# seires 80 drop safty



## mrsnipy (Nov 14, 2007)

I was told my series 80 1911 has a drop saftey in it to prevent accidental discharge if droped....i droped my pistol last night thankfully empty with the hammer back and it droped the hammer hitting the rug. I was told this shouldnt have happend, what should i do? does the gun need repair? I know it should have never happend but it did and im worried there is something wrong with my pistol.
Bob


----------



## Mike Barham (Mar 30, 2006)

Just give it a quick function test. Ensure the pistol is unloaded. 

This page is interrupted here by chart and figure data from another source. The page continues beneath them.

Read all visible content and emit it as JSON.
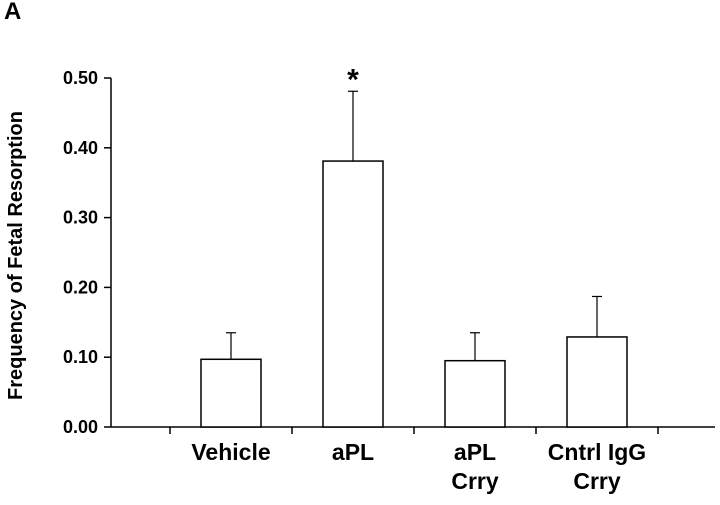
{
  "panel_label": "A",
  "chart_data": {
    "type": "bar",
    "title": "",
    "xlabel": "",
    "ylabel": "Frequency of Fetal Resorption",
    "ylim": [
      0,
      0.5
    ],
    "yticks": [
      "0.00",
      "0.10",
      "0.20",
      "0.30",
      "0.40",
      "0.50"
    ],
    "categories": [
      [
        "Vehicle"
      ],
      [
        "aPL"
      ],
      [
        "aPL",
        "Crry"
      ],
      [
        "Cntrl IgG",
        "Crry"
      ]
    ],
    "values": [
      0.097,
      0.381,
      0.095,
      0.129
    ],
    "errors": [
      0.038,
      0.1,
      0.04,
      0.058
    ],
    "annotations": [
      {
        "category_index": 1,
        "text": "*"
      }
    ],
    "grid": false,
    "legend": "none",
    "bar_fill": "#ffffff",
    "bar_stroke": "#000000"
  }
}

Engage the thumb safety. Press the trigger. Nothing should happen.

Depress the thumb safety. Press trigger. Hammer should fall.

Insert a pencil in the barrel, eraser first. Cock hammer and press trigger. Hammer should fall and pencil should shoot out the barrel.

If everything works, no worries. If the safety, trigger, or hammer fails, or the pencil doesn't fly out, see a gunsmith.

Just dropping the pistol on a rug should cause no harm. It's made of steel, which I am willing to bet is a bit harder than your rug or floor.


----------



## mrsnipy (Nov 14, 2007)

thanks mike i will try this test.
Bob


----------



## rjm111 (Mar 19, 2008)

*Firing Pin Safety*

The firing pin block will not let the firing pin go forward enough to strike the primer unless the trigger is pulled. When the trigger is pulled it pushes the firing pin block out of the way. The hammer may drop but the firing pin will not hit the primer unless the trigger is pulled.


----------